Benchmark tests of a strongly constrained semilocal functional with a long-range dispersion correction

Abstract

The strongly constrained and appropriately normed (SCAN) semilocal density functional [J. Sun, A. Ruzsinszky, J. P. Perdew \textit{Phys. Rev. Lett.} {\bf 115}, 036402 (2015)] obeys all 17 known exact constraints for meta-generalized-gradient approximations (meta-GGA) and includes some medium range correlation effects. Long-range London dispersion interactions are still missing, but can be accounted for via an appropriate correction scheme. In this study, we combine SCAN with an efficient London dispersion correction and show that lattice energies of simple organic crystals can be improved with the applied correction by 50\%. The London-dispersion corrected SCAN meta-GGA outperforms all other tested London-dispersion corrected meta-GGAs for molecular geometries.
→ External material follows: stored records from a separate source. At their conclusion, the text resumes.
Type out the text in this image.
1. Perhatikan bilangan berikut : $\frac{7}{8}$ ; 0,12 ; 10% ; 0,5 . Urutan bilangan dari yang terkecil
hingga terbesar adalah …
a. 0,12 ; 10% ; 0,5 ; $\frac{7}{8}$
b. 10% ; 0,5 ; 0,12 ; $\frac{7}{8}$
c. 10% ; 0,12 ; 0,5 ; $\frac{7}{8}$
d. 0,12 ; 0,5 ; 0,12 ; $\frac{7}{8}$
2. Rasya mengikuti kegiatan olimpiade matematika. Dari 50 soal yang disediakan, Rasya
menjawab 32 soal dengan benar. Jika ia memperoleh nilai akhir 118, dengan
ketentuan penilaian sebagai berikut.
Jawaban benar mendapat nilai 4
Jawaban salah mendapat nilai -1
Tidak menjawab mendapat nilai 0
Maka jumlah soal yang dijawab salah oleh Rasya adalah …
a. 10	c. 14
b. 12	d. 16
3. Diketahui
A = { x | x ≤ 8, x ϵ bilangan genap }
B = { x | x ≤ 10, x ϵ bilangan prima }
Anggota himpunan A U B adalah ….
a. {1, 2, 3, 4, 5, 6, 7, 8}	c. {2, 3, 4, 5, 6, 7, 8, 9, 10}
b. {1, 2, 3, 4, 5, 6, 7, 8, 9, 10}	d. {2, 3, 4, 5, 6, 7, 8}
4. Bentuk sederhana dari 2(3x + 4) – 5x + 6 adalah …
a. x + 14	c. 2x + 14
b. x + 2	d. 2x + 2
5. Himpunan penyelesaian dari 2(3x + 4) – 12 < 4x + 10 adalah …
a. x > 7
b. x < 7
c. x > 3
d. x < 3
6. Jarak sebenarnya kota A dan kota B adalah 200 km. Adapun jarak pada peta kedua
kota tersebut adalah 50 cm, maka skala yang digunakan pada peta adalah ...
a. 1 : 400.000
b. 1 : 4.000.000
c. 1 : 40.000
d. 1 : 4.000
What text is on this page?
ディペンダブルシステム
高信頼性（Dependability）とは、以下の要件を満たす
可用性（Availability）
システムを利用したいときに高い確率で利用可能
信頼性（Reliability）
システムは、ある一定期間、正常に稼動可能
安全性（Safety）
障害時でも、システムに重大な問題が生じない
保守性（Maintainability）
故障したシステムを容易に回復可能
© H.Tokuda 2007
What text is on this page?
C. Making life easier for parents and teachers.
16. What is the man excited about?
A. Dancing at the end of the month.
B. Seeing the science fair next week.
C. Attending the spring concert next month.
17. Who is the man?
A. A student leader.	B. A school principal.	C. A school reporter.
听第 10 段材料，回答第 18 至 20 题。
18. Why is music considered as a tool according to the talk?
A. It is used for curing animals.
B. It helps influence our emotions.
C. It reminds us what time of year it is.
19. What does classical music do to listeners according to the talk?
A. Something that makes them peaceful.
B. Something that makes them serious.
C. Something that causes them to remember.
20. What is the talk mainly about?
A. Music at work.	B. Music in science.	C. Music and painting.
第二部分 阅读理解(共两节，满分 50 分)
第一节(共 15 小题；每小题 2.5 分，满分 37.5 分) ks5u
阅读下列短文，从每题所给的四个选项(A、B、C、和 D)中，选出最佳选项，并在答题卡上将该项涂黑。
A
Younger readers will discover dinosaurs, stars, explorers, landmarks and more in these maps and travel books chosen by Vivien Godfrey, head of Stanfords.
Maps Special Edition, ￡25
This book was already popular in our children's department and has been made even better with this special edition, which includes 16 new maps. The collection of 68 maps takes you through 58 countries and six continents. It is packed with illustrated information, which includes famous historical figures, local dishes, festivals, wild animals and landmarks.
Our new method delivers mean absolute deviations (MADs) for main group bond lengths that are consistently below 1\,pm, rotational constants with MADs of 0.2\%, and noncovalent distances with MADs below 1\%. For a large database of general main group thermochemistry and kinetics, it also delivers a weighted mean absolute deviation below 4 kcal/mol, one of the lowest for long-range corrected meta-GGA functionals. We also discuss some consequences of numerical sensitivity encountered for meta-GGAs.